未だ呆然とする咲に、アフロの男はびっと格好つけたポーズで指を突きつけた。
「まずその声! 大人気ノベルゲーム『Fake/stay あばろんっ』に出てくるヒロイン『トーサカ・リンチャンサン』にそっくり!」
「りんちゃんさん?」
「そう、マジカル八極拳の使い手……あかいあくまの異名を持つ、素晴らしい女性。――遠坂さんは裏表のない素敵な人です」
何だかすごそうな肩書の女性のようだ……でも、何で後半は褒めているのに死んだ魚のような目で棒読みなんだろう。咲は首をかしげる。
「次にそのファッション! 淡いピンクのカーディガンに青いワンピース……ボトムスは脚線を綺麗に見せる細身の紺色デニム!」
間髪入れず、死んだ目から復活して抑揚のついた声で次の褒め言葉らしきものが切り出される。
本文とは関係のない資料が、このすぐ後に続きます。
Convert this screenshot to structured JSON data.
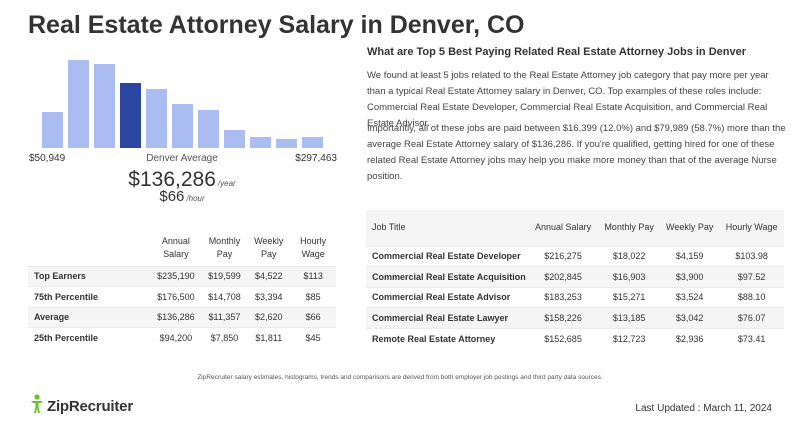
{
  "page": {
    "title": "Real Estate Attorney Salary in Denver, CO"
  },
  "histogram": {
    "min_label": "$50,949",
    "max_label": "$297,463",
    "center_label": "Denver Average",
    "avg_annual": "$136,286",
    "annual_unit": "/year",
    "avg_hourly": "$66",
    "hourly_unit": "/hour",
    "bar_color": "#aabcf0",
    "highlight_color": "#2a46a0",
    "highlight_index": 3,
    "bin_levels": [
      0.41,
      1.0,
      0.95,
      0.74,
      0.67,
      0.5,
      0.43,
      0.21,
      0.12,
      0.1,
      0.12
    ]
  },
  "related": {
    "heading": "What are Top 5 Best Paying Related Real Estate Attorney Jobs in Denver",
    "paragraph1": "We found at least 5 jobs related to the Real Estate Attorney job category that pay more per year than a typical Real Estate Attorney salary in Denver, CO. Top examples of these roles include: Commercial Real Estate Developer, Commercial Real Estate Acquisition, and Commercial Real Estate Advisor.",
    "paragraph2": "Importantly, all of these jobs are paid between $16,399 (12.0%) and $79,989 (58.7%) more than the average Real Estate Attorney salary of $136,286. If you're qualified, getting hired for one of these related Real Estate Attorney jobs may help you make more money than that of the average Nurse position."
  },
  "percentile_table": {
    "headers": [
      "",
      "Annual Salary",
      "Monthly Pay",
      "Weekly Pay",
      "Hourly Wage"
    ],
    "rows": [
      {
        "label": "Top Earners",
        "annual": "$235,190",
        "monthly": "$19,599",
        "weekly": "$4,522",
        "hourly": "$113"
      },
      {
        "label": "75th Percentile",
        "annual": "$176,500",
        "monthly": "$14,708",
        "weekly": "$3,394",
        "hourly": "$85"
      },
      {
        "label": "Average",
        "annual": "$136,286",
        "monthly": "$11,357",
        "weekly": "$2,620",
        "hourly": "$66"
      },
      {
        "label": "25th Percentile",
        "annual": "$94,200",
        "monthly": "$7,850",
        "weekly": "$1,811",
        "hourly": "$45"
      }
    ]
  },
  "jobs_table": {
    "headers": [
      "Job Title",
      "Annual Salary",
      "Monthly Pay",
      "Weekly Pay",
      "Hourly Wage"
    ],
    "rows": [
      {
        "title": "Commercial Real Estate Developer",
        "annual": "$216,275",
        "monthly": "$18,022",
        "weekly": "$4,159",
        "hourly": "$103.98"
      },
      {
        "title": "Commercial Real Estate Acquisition",
        "annual": "$202,845",
        "monthly": "$16,903",
        "weekly": "$3,900",
        "hourly": "$97.52"
      },
      {
        "title": "Commercial Real Estate Advisor",
        "annual": "$183,253",
        "monthly": "$15,271",
        "weekly": "$3,524",
        "hourly": "$88.10"
      },
      {
        "title": "Commercial Real Estate Lawyer",
        "annual": "$158,226",
        "monthly": "$13,185",
        "weekly": "$3,042",
        "hourly": "$76.07"
      },
      {
        "title": "Remote Real Estate Attorney",
        "annual": "$152,685",
        "monthly": "$12,723",
        "weekly": "$2,936",
        "hourly": "$73.41"
      }
    ]
  },
  "footer": {
    "disclaimer": "ZipRecruiter salary estimates, histograms, trends and comparisons are derived from both employer job postings and third party data sources.",
    "logo_text": "ZipRecruiter",
    "last_updated": "Last Updated : March 11, 2024",
    "logo_color": "#6bbf2a"
  }
}
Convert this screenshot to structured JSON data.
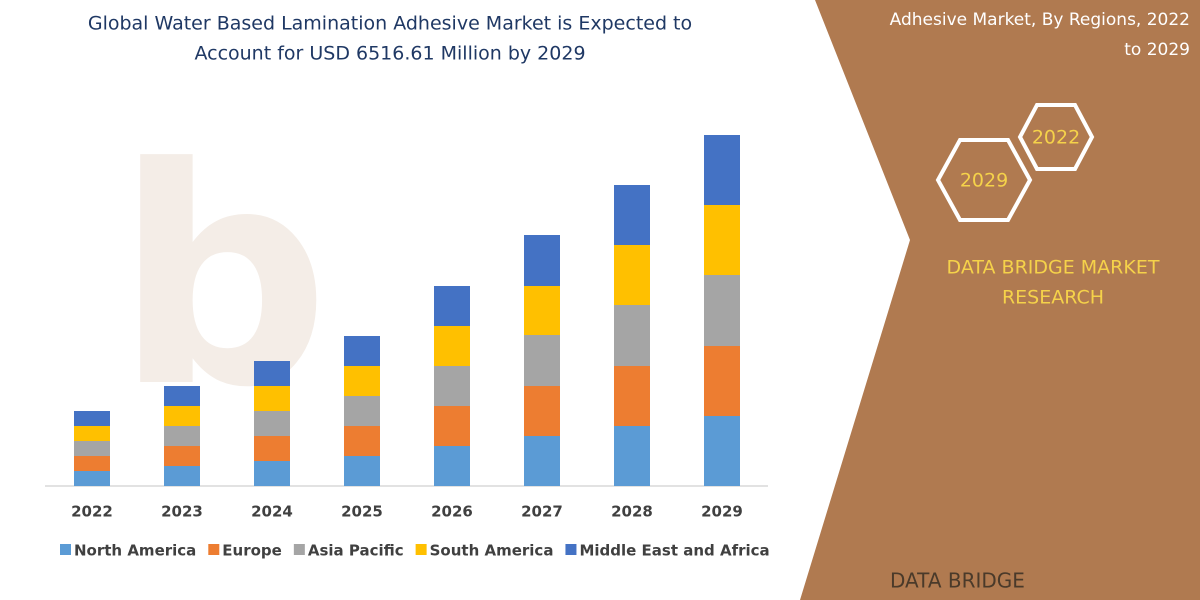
{
  "chart_data": {
    "type": "stacked-bar",
    "title": [
      "Global Water Based Lamination Adhesive Market is Expected to",
      "Account for USD 6516.61 Million by 2029"
    ],
    "categories": [
      "2022",
      "2023",
      "2024",
      "2025",
      "2026",
      "2027",
      "2028",
      "2029"
    ],
    "series": [
      {
        "name": "North America",
        "color": "#5b9bd5",
        "values": [
          15,
          20,
          25,
          30,
          40,
          50,
          60,
          70
        ]
      },
      {
        "name": "Europe",
        "color": "#ed7d31",
        "values": [
          15,
          20,
          25,
          30,
          40,
          50,
          60,
          70
        ]
      },
      {
        "name": "Asia Pacific",
        "color": "#a5a5a5",
        "values": [
          15,
          20,
          25,
          30,
          40,
          51,
          61,
          71
        ]
      },
      {
        "name": "South America",
        "color": "#ffc000",
        "values": [
          15,
          20,
          25,
          30,
          40,
          49,
          60,
          70
        ]
      },
      {
        "name": "Middle East and Africa",
        "color": "#4472c4",
        "values": [
          15,
          20,
          25,
          30,
          40,
          51,
          60,
          70
        ]
      }
    ]
  },
  "panel": {
    "heading": [
      "Adhesive Market, By Regions, 2022",
      "to 2029"
    ],
    "badges": [
      "2022",
      "2029"
    ],
    "brand": [
      "DATA BRIDGE MARKET",
      "RESEARCH"
    ],
    "logo": "DATA BRIDGE"
  }
}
「一見して普通の春の女の子の装いといった感じだが、ワンピースにこだわりがある……ガーリー系に見えない程度に所々フリルやレースが控えめにあしらわれたワンピース……目立たないが、その縫製の質にも目を瞠るものがある」
彼が口にしているのは、今の咲の服装そのものだ。寸分の違いもない、ように咲には思える。実際、彼の言うように漠然とワンピースでの強調を意識していたし、実はこれはそこそこ有名なブランドの服で縫製の質に対する称賛も的を射ているように感じられた。
何より、ファッションなどの嗜みに疎い自覚があり軽いコンプレックスも密かに感じている咲としては、服装を褒められるのはまんざらでもなかった。
そわそわとして意味もなく横髪を弄りだす咲。口元が少し緩んでいる。こんな状況なのに。ちょろい。